The pathogen has a wide geographical distribution in the world, classified in Brazil as Armillaria mellea, but this taxonomic identification was incorrect in pine plantations in Brazil. Recent studies indicate that it is another similar species. The disease occurs in recently deforested areas, where plant residues (roots and stumps) are left that function as a source of energy for the fungus and as a source of inoculum. The spread of the fungus in the soil is by mycelium and rhizomorphs from woody plant remains, such as stumps, branches or roots. Tree mortality tends to decrease as the plantation ages, when the original source of inoculum is exhausted, and trees become more resistant.

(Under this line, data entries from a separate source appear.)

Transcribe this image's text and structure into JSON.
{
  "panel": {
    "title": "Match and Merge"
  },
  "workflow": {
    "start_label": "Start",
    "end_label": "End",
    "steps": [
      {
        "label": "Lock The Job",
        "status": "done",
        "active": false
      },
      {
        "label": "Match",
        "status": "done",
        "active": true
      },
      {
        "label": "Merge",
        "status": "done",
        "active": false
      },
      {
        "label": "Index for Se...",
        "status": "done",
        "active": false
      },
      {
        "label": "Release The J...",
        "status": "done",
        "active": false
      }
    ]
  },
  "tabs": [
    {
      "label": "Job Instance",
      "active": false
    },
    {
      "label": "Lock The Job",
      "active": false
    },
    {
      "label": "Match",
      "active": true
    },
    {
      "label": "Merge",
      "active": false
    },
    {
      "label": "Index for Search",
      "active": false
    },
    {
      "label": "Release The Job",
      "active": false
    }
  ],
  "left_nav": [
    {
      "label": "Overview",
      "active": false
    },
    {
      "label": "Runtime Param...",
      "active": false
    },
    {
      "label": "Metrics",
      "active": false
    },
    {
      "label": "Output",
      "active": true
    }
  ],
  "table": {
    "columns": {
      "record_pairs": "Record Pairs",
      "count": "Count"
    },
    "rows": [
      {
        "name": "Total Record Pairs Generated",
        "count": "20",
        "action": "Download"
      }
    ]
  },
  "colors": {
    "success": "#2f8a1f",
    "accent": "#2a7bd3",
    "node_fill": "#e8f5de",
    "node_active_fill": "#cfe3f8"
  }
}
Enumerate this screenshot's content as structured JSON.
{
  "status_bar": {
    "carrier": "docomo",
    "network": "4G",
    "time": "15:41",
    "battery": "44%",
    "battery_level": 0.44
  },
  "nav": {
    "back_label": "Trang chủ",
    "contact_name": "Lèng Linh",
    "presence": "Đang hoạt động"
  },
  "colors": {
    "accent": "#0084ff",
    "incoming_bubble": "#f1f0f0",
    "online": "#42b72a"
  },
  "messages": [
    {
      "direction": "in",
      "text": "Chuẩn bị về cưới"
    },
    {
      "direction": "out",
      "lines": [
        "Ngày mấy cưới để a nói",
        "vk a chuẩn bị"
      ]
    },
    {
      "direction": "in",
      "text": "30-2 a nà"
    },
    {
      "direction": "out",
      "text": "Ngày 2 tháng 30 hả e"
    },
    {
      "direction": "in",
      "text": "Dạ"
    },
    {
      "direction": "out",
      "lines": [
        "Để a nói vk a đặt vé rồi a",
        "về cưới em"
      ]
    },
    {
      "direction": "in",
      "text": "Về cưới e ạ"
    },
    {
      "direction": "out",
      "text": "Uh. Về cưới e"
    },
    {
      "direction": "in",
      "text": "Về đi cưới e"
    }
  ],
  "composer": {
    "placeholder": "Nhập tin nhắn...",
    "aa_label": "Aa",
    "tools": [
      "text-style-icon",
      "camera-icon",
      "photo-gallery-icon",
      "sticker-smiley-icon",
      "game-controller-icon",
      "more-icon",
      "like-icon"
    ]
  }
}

For control, it is recommended that the recently deforested areas have plant residues removed and incinerated during the preparation of the land for planting. Little is known about the resistance of pines against Armillaria. The planting of susceptible species should be done in areas free of the pathogen or that have already been cultivated with non-host plants of the pathogen (agricultural crops, pasture and forest species). Another recommendation is that planting be done with good quality seedlings, with a well-developed root system, in deep soil, without the presence of an impediment layer. The plantations must be correctly managed, with proper pruning and thinning, to avoid stressing the trees and predisposing them to Armillaria attack.

Phytophthora Association with forests:

the oomycete Phytophthora is a pathogen with a wide geographic distribution, with economic and environmental importance for agricultural crops and planted and native forests. It was a landmark for plant pathology when, in the mid-19th century, it decimated European potato plantations and, indirectly, caused the death of thousands of people on that continent. In the literature, oomycetes are known as false fungi; however, in culture medium, they resemble them. At present, the oomycetes are classified in a group called the Straminipila.

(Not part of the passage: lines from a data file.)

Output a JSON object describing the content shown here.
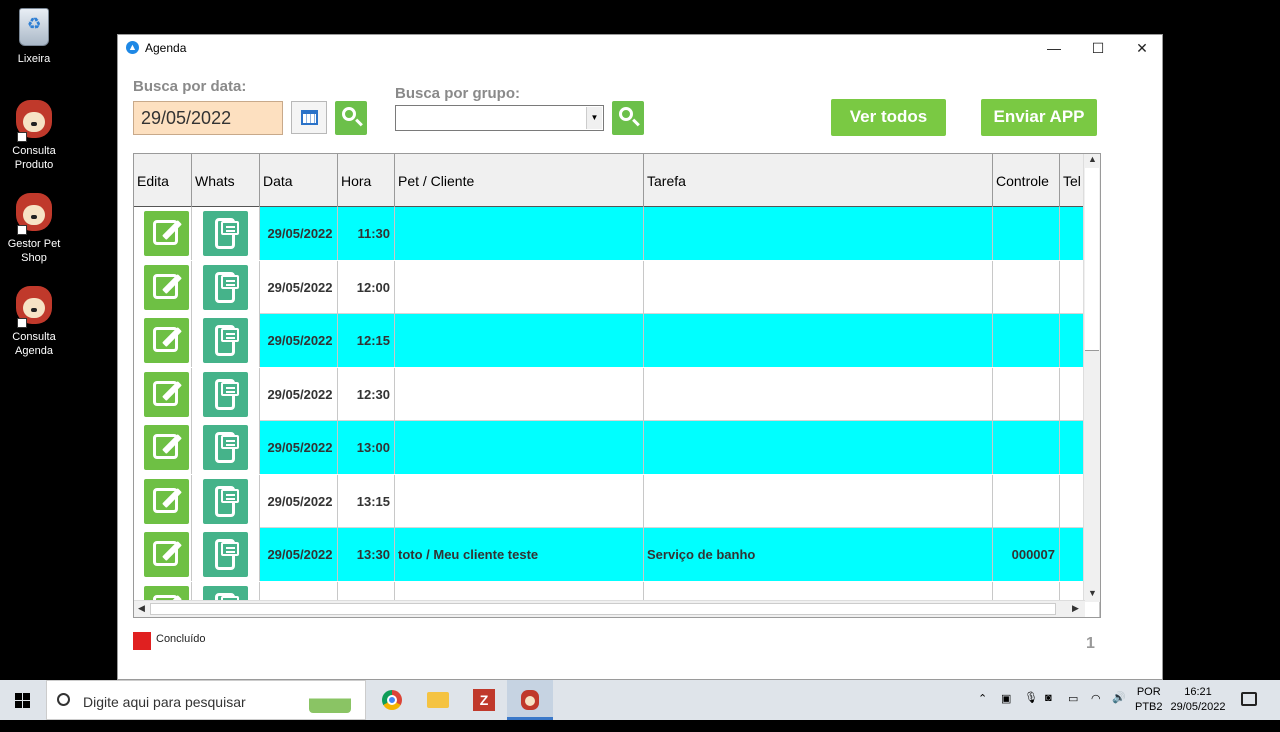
{
  "desktop": {
    "icons": [
      {
        "label": "Lixeira",
        "icon": "recycle-bin-icon"
      },
      {
        "label": "Consulta Produto",
        "icon": "pet-shop-dog-icon"
      },
      {
        "label": "Gestor Pet Shop",
        "icon": "pet-shop-dog-icon"
      },
      {
        "label": "Consulta Agenda",
        "icon": "pet-shop-dog-icon"
      }
    ]
  },
  "window": {
    "title": "Agenda",
    "controls": {
      "minimize": "—",
      "maximize": "☐",
      "close": "✕"
    }
  },
  "filters": {
    "date_label": "Busca por data:",
    "date_value": "29/05/2022",
    "group_label": "Busca por grupo:",
    "group_value": "",
    "ver_todos": "Ver todos",
    "enviar_app": "Enviar APP"
  },
  "grid": {
    "columns": [
      "Edita",
      "Whats",
      "Data",
      "Hora",
      "Pet / Cliente",
      "Tarefa",
      "Controle",
      "Tel"
    ],
    "rows": [
      {
        "data": "29/05/2022",
        "hora": "11:30",
        "pet_cliente": "",
        "tarefa": "",
        "controle": "",
        "highlight": true
      },
      {
        "data": "29/05/2022",
        "hora": "12:00",
        "pet_cliente": "",
        "tarefa": "",
        "controle": "",
        "highlight": false
      },
      {
        "data": "29/05/2022",
        "hora": "12:15",
        "pet_cliente": "",
        "tarefa": "",
        "controle": "",
        "highlight": true
      },
      {
        "data": "29/05/2022",
        "hora": "12:30",
        "pet_cliente": "",
        "tarefa": "",
        "controle": "",
        "highlight": false
      },
      {
        "data": "29/05/2022",
        "hora": "13:00",
        "pet_cliente": "",
        "tarefa": "",
        "controle": "",
        "highlight": true
      },
      {
        "data": "29/05/2022",
        "hora": "13:15",
        "pet_cliente": "",
        "tarefa": "",
        "controle": "",
        "highlight": false
      },
      {
        "data": "29/05/2022",
        "hora": "13:30",
        "pet_cliente": "toto / Meu cliente teste",
        "tarefa": "Serviço de banho",
        "controle": "000007",
        "highlight": true
      },
      {
        "data": "",
        "hora": "",
        "pet_cliente": "",
        "tarefa": "",
        "controle": "",
        "highlight": false
      }
    ]
  },
  "legend": {
    "label": "Concluído",
    "color": "#e02020"
  },
  "page_number": "1",
  "colors": {
    "highlight_row": "#00ffff",
    "green_button": "#7ac943",
    "date_field": "#fde0c0"
  },
  "taskbar": {
    "search_placeholder": "Digite aqui para pesquisar",
    "apps": [
      "chrome-icon",
      "file-explorer-icon",
      "filezilla-icon",
      "pet-shop-dog-icon"
    ],
    "language": "POR",
    "layout": "PTB2",
    "time": "16:21",
    "date": "29/05/2022"
  }
}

There are seven species reported to cause disease in forest species in Brazil: Phytophthora boehmeriae, Phytophthora capsici, Phytophthora cinnamomi, Phytophthora citrophthora, Phytophthora heveae, Phytophthora nicotianae, Phytophthora palmivora, Phytophthora frigida and Phytophthora acaciae (species described in black wattle, in 2019). In this article, we will focus on black wattle gum disease caused by Phytophthora.

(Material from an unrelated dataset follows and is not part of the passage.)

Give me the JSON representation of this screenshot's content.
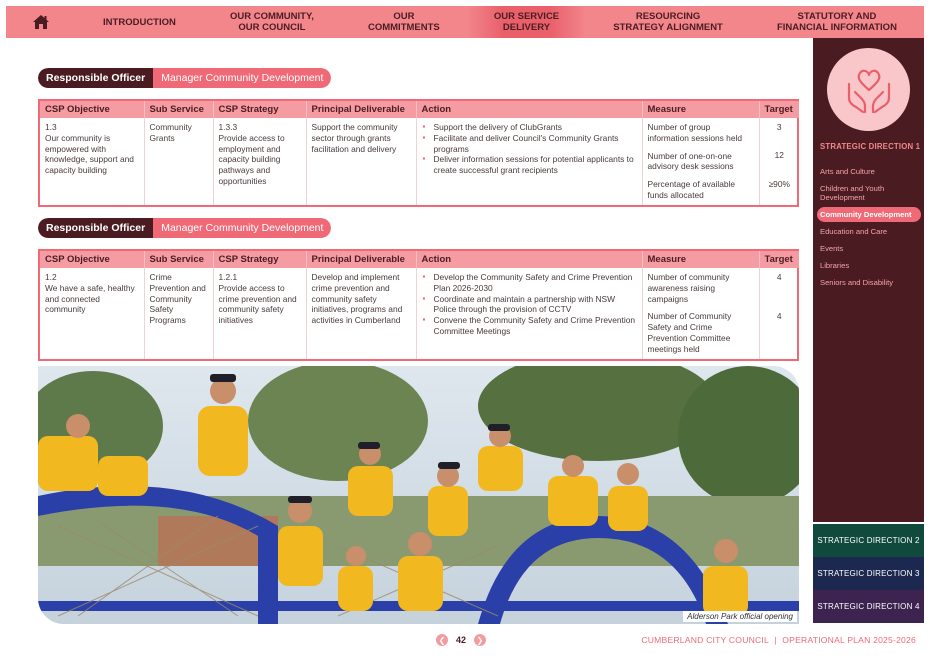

The black wattle is a forest species native to Australia, the main source of vegetable tannins in the world. In Brazil, black wattle was introduced in the state of Rio Grande do Sul in the 1930s. In 2019, there were around 75,900 hectares planted, involving approximately 10,000 small rural producers. Gummosis is one of its main phytosanitary problems and is distributed in all producing areas of Rio Grande do Sul.

The Phytophthora species nicotianae, Phytophthora frigida and Phytophthora acaciae have been found to cause gummosis and collar rot (base of the trunk) of black wattle trees. Soil is considered the main source of primary inoculum . This disease causes significant damage to the black wattle crop (with up to 23% of the trees attacked), by damaging the bark, mainly in the basal and middle portions of the trunk. In addition to Brazil, it also occurs in South Africa and Asian countries.

Gummosis is difficult to control, and the most viable strategy, in the long term, is the planting of resistant trees. There are recommended complementary measures, such as: a) not establishing a new planting in an area where the severity of the disease in the previous planting was high; b) avoid injuries to the plants, caused by agricultural equipment; c) avoid shallow soil, poorly drained and subject to waterlogging; d) avoid burying part of the stem of the seedlings during planting, or grounding them in the field, for subsequent cultural practices; e) use seedlings free of Phytophthora in new planting.

Such pathologies reduce the productivity of forests, both due to tree mortality and the lower development of affected individuals. In addition, there is an environmental impact due to the reduction in the capture of carbon dioxide by the forest, as well as the emission of greenhouse gases due to the decomposition of dead plants.